ALICE MUNRO: Immigrant Song

Alice Munro's work eluded me until her newest work, The View From Castle Rock. It's a trusim that great writers teach you how to read their work, they insist on it, you must succumb to their particular prose and once conquered, you're conquered. Her work at times is arguably flawed -- particularly in this fascinating collection of stories drawn from letters, chronicles, and evidence of her family dating back to their migration from the darkest forms of Calvinism in Scotland in the eighteenth century, chronicling their struggles across the Atlantic into the present. The tales are at times brutal, at times poignant, uncompromising and unsentimental in their grittiness of the stark harshness of the life that was left and the new stark reality of eking out an existence in a world where the streets are not paved with gold.

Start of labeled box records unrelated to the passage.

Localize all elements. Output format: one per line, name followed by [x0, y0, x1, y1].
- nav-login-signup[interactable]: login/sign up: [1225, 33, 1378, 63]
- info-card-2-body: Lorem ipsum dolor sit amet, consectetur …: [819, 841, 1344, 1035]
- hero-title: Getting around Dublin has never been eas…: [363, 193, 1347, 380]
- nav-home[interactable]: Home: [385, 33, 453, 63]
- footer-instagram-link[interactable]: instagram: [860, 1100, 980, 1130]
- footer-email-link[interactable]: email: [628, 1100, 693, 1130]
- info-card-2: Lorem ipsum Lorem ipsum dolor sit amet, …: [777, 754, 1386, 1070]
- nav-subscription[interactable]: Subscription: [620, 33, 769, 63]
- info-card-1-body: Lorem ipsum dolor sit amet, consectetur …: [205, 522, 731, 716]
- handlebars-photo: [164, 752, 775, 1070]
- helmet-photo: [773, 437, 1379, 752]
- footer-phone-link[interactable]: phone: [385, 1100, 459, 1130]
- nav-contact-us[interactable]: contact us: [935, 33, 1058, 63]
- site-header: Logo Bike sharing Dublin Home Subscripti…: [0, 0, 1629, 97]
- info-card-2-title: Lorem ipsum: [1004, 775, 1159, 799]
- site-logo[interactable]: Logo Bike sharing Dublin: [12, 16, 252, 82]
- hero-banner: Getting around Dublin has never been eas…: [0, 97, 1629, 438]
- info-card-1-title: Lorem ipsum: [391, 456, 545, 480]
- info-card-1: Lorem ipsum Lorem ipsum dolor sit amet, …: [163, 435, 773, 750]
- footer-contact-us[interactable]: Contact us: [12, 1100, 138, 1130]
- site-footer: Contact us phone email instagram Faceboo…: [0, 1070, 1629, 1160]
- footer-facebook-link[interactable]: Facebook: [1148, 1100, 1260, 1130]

But Munro's genius is in the subtletly and denseness with which she excavates precisely the nature of inner experience, juxtaposed against conditions of deprivation. Consider a passage like: Only from the inside of the faith is it possible to get any idea of the prize as well as the struggle, the addictive pursuit of pure righteousness, the intoxication of a flash of God's favor. OR: The child is turning somersaults in her belly. Her face is hot as a coal and her legs throb and the swollen flesh in between them... is a colding sack of pain. Her mother would have known which leaves to mash to make a soothing poultice. At the thought of her mother such misery overcomes her that she wants to kick somebody.

This book is writing on the grand scale. As Munro pulls into her fifties as opposed to the apocalyptic vision of Cormac McCarthy, she crafts a world of mythic intensity, built of blood and stone and labor, the chronicles of her forebears, a world in which birth and death complete and eternal cycle that offers the faintest glimpse of a gritty neorealist's version of resurrection against all odds.